With the introduction of changes in the diagnostic criteria for polycythemia vera (PV) in the 2016 WHO classification, it became necessary to revise the diagnosis in some patients. Cases with latent (masked) polycythemia vera (LPV) were identified. Bone marrow trepanobiopsy takes one of the most important place in the differential diagnosis of LPV with other myeloproliferative diseases.We describe a case with coexistence of LPV and MGUS in a patient at the onset of the disease.

Patient F.I., aged 62, was admitted with complaints of burning sensation in both feet, pain in the left lower extremity, back pain, nocturia 2-3 times per night and weight loss of 6-7 kg.Lumbar and whole spinal MRI revealed changes in the intensity of the medullary signal, mild decrease in the height of L2-L3 and T10 . EMG revealed polyneuropathy.PET showed a moderate uptake of FDG in the localization of the bone marrow. The spleen was enlarged-size-157 mm.

Laboratory findings: hemogram-WBC-11.15 × 103/µL, Hgb-15g / dL, HCT-48%, PLT-604 × 103/µL. Bone marrow biopsy, imprint, aspiration revealed moderately hipercellular bone marrow with increasing in all 3 series, groupings in megakaryocytes, containing limited (3-4%) kappa monoclonal plasma cell population; moderately increasing reticulin fibers (grade 1 according to WHO). Karyotype 46, XY; multiple myeloma FISH panel: translocation 4; 14 and translocation 11; 14 (+). JAK2V617F-50.48% (+).

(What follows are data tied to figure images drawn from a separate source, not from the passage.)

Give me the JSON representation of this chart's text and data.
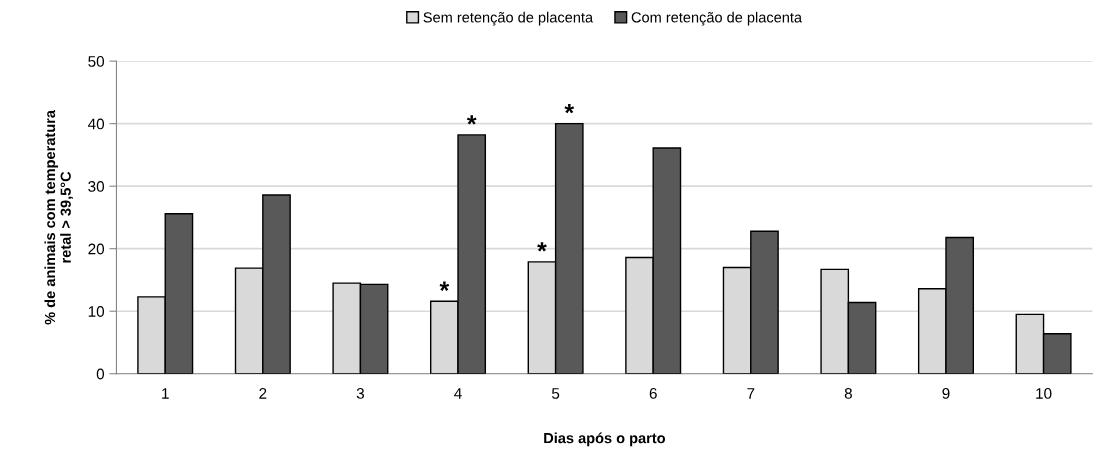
{
  "chart_data": {
    "type": "bar",
    "xlabel": "Dias após o parto",
    "ylabel": "% de animais com temperatura\nretal > 39,5°C",
    "categories": [
      "1",
      "2",
      "3",
      "4",
      "5",
      "6",
      "7",
      "8",
      "9",
      "10"
    ],
    "series": [
      {
        "name": "Sem retenção de placenta",
        "color": "#d9d9d9",
        "values": [
          12.3,
          16.9,
          14.5,
          11.6,
          17.9,
          18.6,
          17.0,
          16.7,
          13.6,
          9.5
        ]
      },
      {
        "name": "Com retenção de placenta",
        "color": "#595959",
        "values": [
          25.6,
          28.6,
          14.3,
          38.2,
          40.0,
          36.1,
          22.8,
          11.4,
          21.8,
          6.4
        ]
      }
    ],
    "ylim": [
      0,
      50
    ],
    "yticks": [
      0,
      10,
      20,
      30,
      40,
      50
    ],
    "grid": "y",
    "legend": "top",
    "annotations": [
      {
        "text": "*",
        "x": "4",
        "y": 11.6
      },
      {
        "text": "*",
        "x": "4",
        "y": 38.2
      },
      {
        "text": "*",
        "x": "5",
        "y": 17.9
      },
      {
        "text": "*",
        "x": "5",
        "y": 40.0
      }
    ]
  }
}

The key point in the diagnosis was trilineage hyperplasia of the bone marrow,because the reticulin fibrosis may occurs in 20% of PV cases. Thus, the patient was diagnosed with LPV. Due to the detection of plasma cells in the bone marrow (3-4%), kappa light chains, with the diagnosis of LPV, the diagnosis of MGUS was established.The patient was prescribed ASS 100 mg per os, Hydrea at a dose of 500 mg every other day. For MGUS, the “wait and watch” tactic was chosen.

In the diagnosis of LPV, along with molecular genetic research, trepanobiopsy of the bone marrow plays a leading role. The possibility of a combination of myeloproliferative and other diseases should not be ruled out.